En souvenir…

Témoignage de Gilbert Le Gall

J’avais 6 ans en 1960, et mes soeurs jumelles étaient nées en Janvier, le 5 exactement.
Si le médecin qui a accouché ma mère, Jeannine, se souvient, il a donné une belle frayeur à mon père, ce jour là, en déclarant qu’il allait vérifier s’il y en avait pas un troisième.
Je n’ai comme souvenirs que des faits.
Je me souviens de la secousse de midi. Nos instituteurs nous ont fait sortir, et l’étage supérieur de mon école s’est légèrement désolidarisée du bätiment du bas.
Pendant la nuit, nous avons été réveillés par un bruit sourd, comme si un convoi de camions passait près de la maison.
Nous avons, malgrè tout, passé la nuit à l’intérieur.

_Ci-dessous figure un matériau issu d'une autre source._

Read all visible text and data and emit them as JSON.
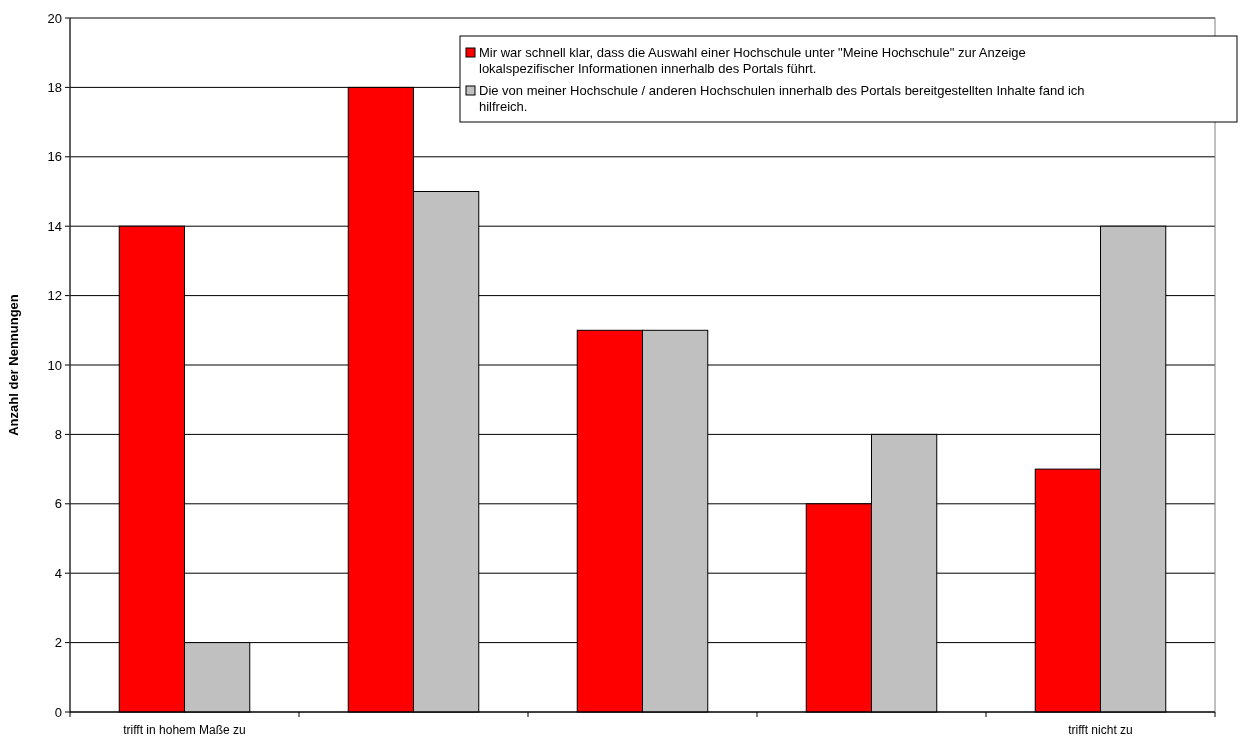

Au réveil, les murs de la maison étaient lézardés, mais nous ne nous sommes pas rendu compte de la gravité de la situation, d’autant plus que nous habitions à INEZGANE, notre quartier ayant été préservé.
C’est mon père, qui en se rendant à son travail, a vu la ville d’AGADIR complètement ravagée par le séisme.
Je me souviens de mes parents s’inquiétant du sort de leus amis.
La nuit suivante, nous avons tous dormi dans la voiture, près d’un poteau électrique, jouxtant la maison. Je me souviens que cela avait été considéré comme une folie, car le poteau aurait pu écraser la voiture.
La nuit d’après, des tentes militaires ont été dréssées dans un terrain vague proche de notre maison.
Ma mère n’ayant plus de lait pour nourrir mes soeurs, nous avons été rapatriés en urgence.
Je me souviens du brouhaha de ce jour-là, à la base, dans l’avion, et surtout de mon mal de l’air.
Mon père, Jean Marie LE GALL, est resté sur place. Son combat consistait, en conduisant un tracteur servant à sortir les avions des hangars, équipé de deux remorques, à ramasser les corps pour qu’ils soient enterrés dans des tranchées communes.
Je me souviens à l’époque que des épidémies étaient vivement redoutées.
Je me souviens également de la crainte d’un raz-de-marée, qui heureusement n’a pas eu lieu, car il aurait au minimum doublé le nombre de victimes.
Il devait faire très chaud à cette période car mes parents mettaient une bassine d’eau tous les soirs dans la chambre de mes soeurs et ils la retrouvaient vide le matin.
Si je ne me souviens pas des noms, des lieux, des visages, je me souviens des navels, du vent de sable (le shargui), de nos promenades le soir sur le port à la recherche de la fraîcheur; de mon vélo, de ma mère m’apprenant à lire et à écrire …
Je ne suis pas retourné à AGADIR depuis alors que je suis marié à une marocaine dont le père est berbère.
Mais cela ne devrait pas tarder.
Je crois que nous avons tous été marqués par cette période, et ce, quelque soit notre age.